Reveley attended the two-day event along with Drew Stelljes, assistant vice president for student affairs and director of the Office of Community Engagement at William & Mary. Other notable attendees included the head of the Franklin Project, retired Army Gen. Stanley McChrystal, former commander of U.S. Forces in Afghanistan, as well as the project’s two co-chairs, John Bridgeland and Alan Khazei. Former Presidents Bill Clinton and George W. Bush voiced strong support via video at the summit. Former first daughters Chelsea Clinton and Barbara Bush attended and also strongly supported the initiative, as did journalist Maria Shriver, former first lady of California, among a host of others.
The project's 21st Century National Service Action Plan challenges young adults to commit to one year of full-time service work. The plan also calls for the creation of additional service opportunities throughout the United States with the development of a national service corps, establishment of a national service certification system, modification to the G.I. Bill to allow veterans to serve at home, and passage of the Fulfill the Vision to Serve America Act, which calls for 250,000 national service positions by 2017.
"National service is the key to national strength,” said Bridgeland in a press release. “We need to harness the idealism and energy of young Americans to help solve our nation's toughest challenges and give them a stake in our democracy."
According to the latest statistics, William & Mary students provide more than 300,000 hours of service to local, regional and international communities per year.

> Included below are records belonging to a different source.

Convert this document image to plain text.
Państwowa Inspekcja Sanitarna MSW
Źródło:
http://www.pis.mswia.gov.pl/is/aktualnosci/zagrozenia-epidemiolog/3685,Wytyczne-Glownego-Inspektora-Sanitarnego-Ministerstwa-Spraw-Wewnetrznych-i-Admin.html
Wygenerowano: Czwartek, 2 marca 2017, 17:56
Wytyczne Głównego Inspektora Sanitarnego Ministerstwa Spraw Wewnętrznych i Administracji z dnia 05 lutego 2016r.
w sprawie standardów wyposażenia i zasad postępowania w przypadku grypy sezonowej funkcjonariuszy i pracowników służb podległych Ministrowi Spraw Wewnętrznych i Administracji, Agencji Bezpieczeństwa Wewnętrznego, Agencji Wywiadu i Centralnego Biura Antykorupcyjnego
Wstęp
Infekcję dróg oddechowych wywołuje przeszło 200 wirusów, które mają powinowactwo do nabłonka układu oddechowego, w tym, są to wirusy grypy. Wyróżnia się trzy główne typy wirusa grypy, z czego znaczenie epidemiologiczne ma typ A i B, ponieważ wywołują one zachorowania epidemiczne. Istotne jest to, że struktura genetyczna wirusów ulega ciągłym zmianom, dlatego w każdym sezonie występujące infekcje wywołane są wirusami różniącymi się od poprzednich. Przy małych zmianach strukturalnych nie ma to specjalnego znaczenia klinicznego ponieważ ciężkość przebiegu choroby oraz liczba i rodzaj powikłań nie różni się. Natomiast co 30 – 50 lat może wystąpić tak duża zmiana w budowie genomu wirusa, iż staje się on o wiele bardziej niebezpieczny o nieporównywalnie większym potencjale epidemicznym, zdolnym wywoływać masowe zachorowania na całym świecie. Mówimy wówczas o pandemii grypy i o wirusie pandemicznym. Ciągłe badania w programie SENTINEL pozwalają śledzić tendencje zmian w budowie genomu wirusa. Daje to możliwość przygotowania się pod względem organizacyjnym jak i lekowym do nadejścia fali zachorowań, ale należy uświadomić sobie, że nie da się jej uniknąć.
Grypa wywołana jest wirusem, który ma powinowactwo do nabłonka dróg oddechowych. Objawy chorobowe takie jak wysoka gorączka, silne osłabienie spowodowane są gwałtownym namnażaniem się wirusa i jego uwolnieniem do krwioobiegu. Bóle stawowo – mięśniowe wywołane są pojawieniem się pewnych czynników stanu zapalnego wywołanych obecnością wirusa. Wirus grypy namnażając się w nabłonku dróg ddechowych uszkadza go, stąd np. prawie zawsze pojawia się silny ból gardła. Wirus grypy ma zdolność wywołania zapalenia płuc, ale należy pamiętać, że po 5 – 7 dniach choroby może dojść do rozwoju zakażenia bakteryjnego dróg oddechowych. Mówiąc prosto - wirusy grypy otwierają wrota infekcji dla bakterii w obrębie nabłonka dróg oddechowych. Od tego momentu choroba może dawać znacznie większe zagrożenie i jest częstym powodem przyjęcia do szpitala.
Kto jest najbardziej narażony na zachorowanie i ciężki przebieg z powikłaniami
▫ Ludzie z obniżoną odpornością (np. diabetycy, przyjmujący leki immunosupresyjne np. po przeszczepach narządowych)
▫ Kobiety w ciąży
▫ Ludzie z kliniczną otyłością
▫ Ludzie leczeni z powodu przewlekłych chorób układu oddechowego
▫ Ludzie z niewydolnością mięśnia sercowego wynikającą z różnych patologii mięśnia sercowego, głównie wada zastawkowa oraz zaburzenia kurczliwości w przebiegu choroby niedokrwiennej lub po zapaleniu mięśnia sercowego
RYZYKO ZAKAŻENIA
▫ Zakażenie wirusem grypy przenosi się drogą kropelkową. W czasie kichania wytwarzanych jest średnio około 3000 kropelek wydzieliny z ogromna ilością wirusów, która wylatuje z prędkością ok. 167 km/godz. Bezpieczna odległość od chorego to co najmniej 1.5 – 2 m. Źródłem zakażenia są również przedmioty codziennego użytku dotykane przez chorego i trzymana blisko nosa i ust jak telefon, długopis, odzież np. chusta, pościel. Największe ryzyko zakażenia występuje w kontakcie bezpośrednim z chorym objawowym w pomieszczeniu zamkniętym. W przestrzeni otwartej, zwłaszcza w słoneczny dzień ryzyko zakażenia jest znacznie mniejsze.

During the 2012-13 academic year, the university was named as one of the top providers of Peace Corps volunteers among medium-sized schools, and it was also ranked among the top contributors of graduates to Teach For America’s teaching corps. NASPA – Student Affairs Administrators in Higher Education also recognized William & Mary this year for its commitment to civic, democratic engagement.
In February, the university once again hosted the Active Citizens Conference, which brought together 270 students, faculty, staff and non-profit organization members from 40 colleges across the country. The following month, the university hosted "What You Do Matters Collegiate: A Leadership Summit on Propaganda, Hate Speech, and Civic Engagement." The summit, which was planned in cooperation with the United States Holocaust Memorial Museum, was the first of its kind to be held on a college campus. Also in March, the Mason School of Business hosted "SEcon2013: The Forum for Revolutionary Thinking," which focused on how businesses and non-profits are helping to solve tough social problems using entrepreneurial business stratgeies.
William & Mary provides students a multitude of service opportunities through the Office of Community Engagement, the Sharpe Community Scholars program and numerous other organizations and courses. The university also offers a minor in community studies, which, according to its description, “aims to move students beyond experiences of volunteerism to critically examine the relevance of their academic learning in community settings, and in collaboration with communities toward shared goals for social change.”